O primeiro passo para lidar com a síndrome dos fundadores é reconhecê-la.
Pode parecer um bloqueio da informação, resistência à mudança de políticas ou relutância em documentar processos. Pode manifestar-se de forma passivo-agressiva: "Oh, esqueci-me de te contar sobre aquela reunião? Peço desculpa!" O líder dos voluntários ou outro pessoal está sempre a encontrar obstáculos nos projectos mais simples. O fundador tentará passar por cima da pessoa responsável por um projeto. Tentarão criar grupos na organização que os apoiarão quando resistirem à mudança. Estes comportamentos são sinais de que os limites e as linhas de autoridade precisam de ser clarificados.

Para os líderes voluntários, navegar na síndrome dos fundadores é um trabalho delicado.

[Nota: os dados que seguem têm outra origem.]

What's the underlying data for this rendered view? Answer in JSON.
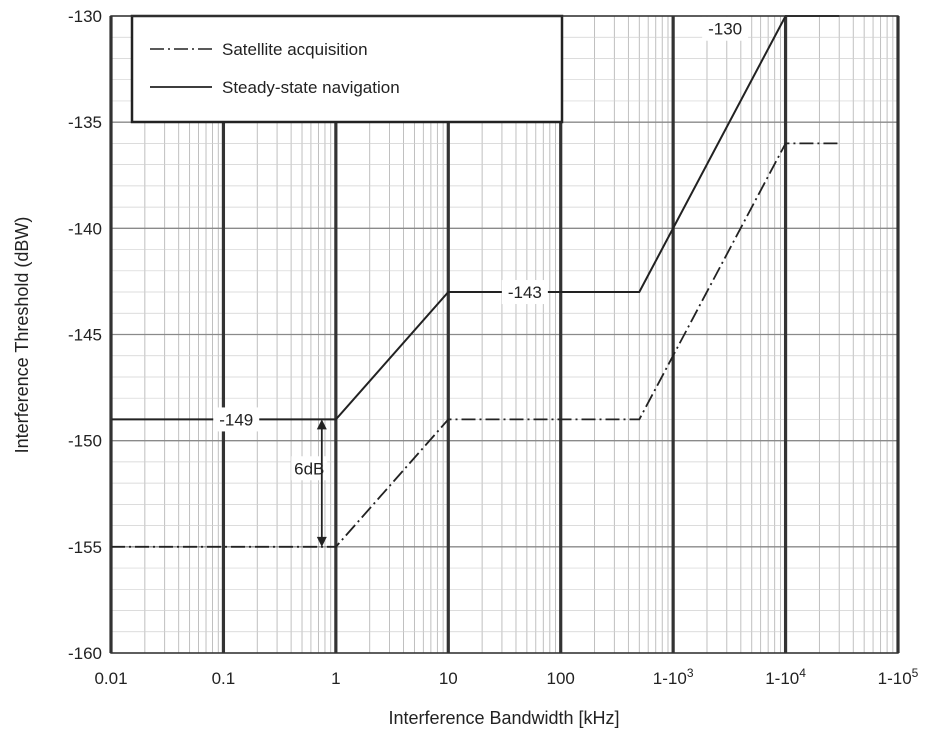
{
  "chart_data": {
    "type": "line",
    "xscale": "log",
    "xlim": [
      0.01,
      100000
    ],
    "ylim": [
      -160,
      -130
    ],
    "grid": true,
    "legend_position": "top-left",
    "xlabel": "Interference Bandwidth [kHz]",
    "ylabel": "Interference Threshold (dBW)",
    "x_ticks": [
      {
        "value": 0.01,
        "label": "0.01"
      },
      {
        "value": 0.1,
        "label": "0.1"
      },
      {
        "value": 1,
        "label": "1"
      },
      {
        "value": 10,
        "label": "10"
      },
      {
        "value": 100,
        "label": "100"
      },
      {
        "value": 1000,
        "label": "1-10",
        "sup": "3"
      },
      {
        "value": 10000,
        "label": "1-10",
        "sup": "4"
      },
      {
        "value": 100000,
        "label": "1-10",
        "sup": "5"
      }
    ],
    "y_ticks": [
      {
        "value": -130,
        "label": "-130"
      },
      {
        "value": -135,
        "label": "-135"
      },
      {
        "value": -140,
        "label": "-140"
      },
      {
        "value": -145,
        "label": "-145"
      },
      {
        "value": -150,
        "label": "-150"
      },
      {
        "value": -155,
        "label": "-155"
      },
      {
        "value": -160,
        "label": "-160"
      }
    ],
    "series": [
      {
        "name": "Satellite acquisition",
        "style": "dash-dot",
        "color": "#222222",
        "points": [
          [
            0.01,
            -155
          ],
          [
            1,
            -155
          ],
          [
            10,
            -149
          ],
          [
            500,
            -149
          ],
          [
            10000,
            -136
          ],
          [
            30000,
            -136
          ]
        ]
      },
      {
        "name": "Steady-state navigation",
        "style": "solid",
        "color": "#222222",
        "points": [
          [
            0.01,
            -149
          ],
          [
            1,
            -149
          ],
          [
            10,
            -143
          ],
          [
            500,
            -143
          ],
          [
            10000,
            -130
          ],
          [
            30000,
            -130
          ]
        ]
      }
    ],
    "annotations": [
      {
        "text": "-149",
        "x": 0.13,
        "y": -149
      },
      {
        "text": "-143",
        "x": 48,
        "y": -143
      },
      {
        "text": "-130",
        "x": 2900,
        "y": -130.6
      },
      {
        "text": "6dB",
        "x": 0.58,
        "y": -151.3
      }
    ],
    "arrow_6db": {
      "x": 0.75,
      "y_from": -149,
      "y_to": -155
    }
  }
}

É necessário apoiar o fundador, quer seja membro da direção ou voluntário, ao mesmo tempo que se defende a existência de sistemas eficazes e funções claras. Uma das ferramentas mais eficazes é a reformulação. Em vez de apresentar sugestões como desafios ao seu conhecimento ou autoridade, enquadre-as como oportunidades para aliviar a carga do fundador ou garantir que a sua visão perdure. Por exemplo, documentar os procedimentos dos voluntários não diminui o conhecimento do fundador; torna-se o seu legado. Aceitar a mudança não significa enfraquecer a missão; fortalece o crescimento e assegura que a organização continua a prosperar.
A definição de limites é outra estratégia fundamental.
Todos precisam de ser claros quanto à autoridade para tomar decisões. É necessário definir quem trata de quê. Muitas vezes, os fundadores não se apercebem de que, quando tentam realizar tarefas que foram atribuídas a outra pessoa, isso gera confusão e não apreço. Conversas como: "Queremos ter a certeza de que a sua
Queremos ter a certeza de que a sua visão é honrada e eis como podemos mantê-lo informado sem atrasar toda a gente", podem abrir portas.
A tutoria e o apoio também podem fazer uma grande diferença. Os fundadores podem beneficiar de perspectivas externas; trazer um orador de uma organização semelhante que tenha expandido o seu programa, ou consultores que possam fornecer pontos de vista objectivos, pode abrir os olhos de um fundador para os benefícios que uma estrutura adequada pode trazer.
A paixão e o conhecimento histórico de um fundador são valiosos, mas não são essenciais.
Embora o objetivo seja o equilíbrio: honrar a contribuição do fundador e, ao mesmo tempo, criar espaço para a organização crescer, inovar e incluir mais vozes, por vezes isso pode não ser possível. Em casos raros, o obstrucionismo está tão enraizado que retirá-lo da organização é a única forma de avançar. Dito isto, as organizações que ultrapassam com sucesso a síndrome dos fundadores tornam-se mais fortes, mais resistentes e capazes de realizar muito mais do que poderiam ter feito de outra forma.
A síndrome dos fundadores é mais comum do que gostaríamos de admitir.
Ignorá-la irá entorpecer o crescimento da organização e pode corroer silenciosamente a energia e a boa vontade de todos os outros. Ao compreender as suas raízes, enquadrar a mudança de forma favorável e criar limites claros, os líderes voluntários podem ajudar a organização a evoluir sem diminuir o legado do fundador.